After cleaning family graves, families greet and show respect for the dead by chanting sutras and preparing special meals.

The souls are sent back to the other world with "okuri-bi" bonfires, which are usually lit on Aug. 16.

How do Japanese and non-Japanese ghosts differ?

Most ghosts are generally considered to be wandering souls of the dead that are deprived of a peaceful rest.

But religious backgrounds and concepts of death lead to significant differences, said Haruo Suwa, a professor emeritus at Gakushuin University.

While Western religions, including Christianity, and even Islam of the East, believe in the existence of one deity, divinity is omnipresent in Shinto. Beliefs held in Japan include the notion that men can be transformed after death into supernatural beings.

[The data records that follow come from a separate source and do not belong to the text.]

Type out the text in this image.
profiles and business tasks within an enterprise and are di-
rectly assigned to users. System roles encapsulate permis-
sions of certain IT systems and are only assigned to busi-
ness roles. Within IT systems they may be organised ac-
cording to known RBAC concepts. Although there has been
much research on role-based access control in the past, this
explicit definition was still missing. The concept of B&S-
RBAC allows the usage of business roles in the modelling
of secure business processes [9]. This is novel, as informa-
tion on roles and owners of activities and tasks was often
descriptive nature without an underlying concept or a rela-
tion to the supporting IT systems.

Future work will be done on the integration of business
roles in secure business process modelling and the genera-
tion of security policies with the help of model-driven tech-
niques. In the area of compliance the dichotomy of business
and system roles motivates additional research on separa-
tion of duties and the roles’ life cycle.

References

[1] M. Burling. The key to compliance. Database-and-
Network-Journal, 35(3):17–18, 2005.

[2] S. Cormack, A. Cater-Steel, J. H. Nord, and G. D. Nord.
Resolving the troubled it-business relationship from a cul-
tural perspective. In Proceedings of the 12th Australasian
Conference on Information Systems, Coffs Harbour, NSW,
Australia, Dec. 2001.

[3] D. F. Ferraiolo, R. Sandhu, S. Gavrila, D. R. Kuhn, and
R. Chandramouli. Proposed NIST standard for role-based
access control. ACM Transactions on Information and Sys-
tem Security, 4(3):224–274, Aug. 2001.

Whereas Western ghosts may be regarded as the extension of one's self after death, a yurei was originally believed to be godlike.

This belief can be observed in the fact that Japanese ghosts are usually depicted without legs or only from the waist up, to demonstrate the individual has been transformed from what it was when alive, Suwa said.

Why are ghosts often depicted as being vengeful and bearing a grudge?

According to Suwa, whose published works include "Nihon no Yurei" ("Japanese Ghosts"), ghost tales have been documented since the early eighth century in the Heian Period.

Beliefs in supernatural beings were common even before that, he said.

But the yurei of ancient times was considered harmless and even favorable. They only manifested grudges and eeriness with the spread of Buddhism throughout the country.

"The religious perception of heaven and hell came into Japan" with the new religion, Suwa said, noting the Buddhist theory of reincarnation and folklore-inspired supernatural beasts helped redefine the concept of yurei. Ghosts "eventually became visually terrifying," Suwa said.

Folklore, in which ghosts are portrayed as the soul of someone robbed of life and deprived of a peaceful afterlife, also influenced the characteristics of Japanese ghosts. Today it is widely believed a yurei returns to the world to exact revenge, and will not stop until its goal is met.

One notable tale is "Yotsuya Kaidan" ("Yotsuya Ghost Story"), which is probably one of the most famous in Japan.

The tale of vengeance takes place in Edo Period Tokyo in the Yotsuya district, featuring Oiwa and her husband, Iemon. Eager to marry an affluent neighbor, Iemon poisons Oiwa, causing her hair to fall out and leaving her face disfigured. Oiwa dies but returns as a ghost and exacts her revenge, killing her husband.

The story was originally written as a play in 1825 and was later adapted for kabuki and movie scripts.

How can one stop being haunted by ghosts?

In the Christianized West, holy water and crosses may help ward off ghosts, but they won't keep their Japanese counterparts, buried under Shinto or Buddhist rites, at bay.

Instead, "ofuda" strips inscribed with Buddhist sutras are believed to be effective in keeping evil spirits away. Some Shinto shrines also provide "oharai," a purification ritual that removes bad omens with wooden wands and chants.

Do ghosts really exist in Japan?

Some sites, notably cemeteries, tunnels and old battlefields, generate ghost sightings. Widely known folklore has it that ghosts are most likely to appear between 2 and 3 a.m., the "time of the three oxes."

Gakushuin's Suwa says he "can't tell if ghosts exist."

"But it is a fact that many Japanese believe in the existence of supernatural spirits. Studying the beliefs and their background is key to understanding Japanese customs and people."

For those who do believe in ghosts, is there any way to detect them?

Try Baketan 2, a ghost detecting gadget that Tokyo-based Solid Alliance Corp. sells online for ¥1,980.

The detector runs on a single lithium-ion battery and captures the "specific rhythm of ultrawaves in an area" that are supernaturally aligned, according to Solid Alliance spokesman Shuichiro Saito.

The detector also translates what the maker calls "spatial algorithms" into electronic sounds, warning the user if a supernatural being is approaching.

Solid Alliance claims on its Web site that Baketan 2 reacted strongly when tested at sites that are deemed haunted. The gadget maker clearly states that the product is a toy, but the hit series has sold more than 50,000 sets in less than three years.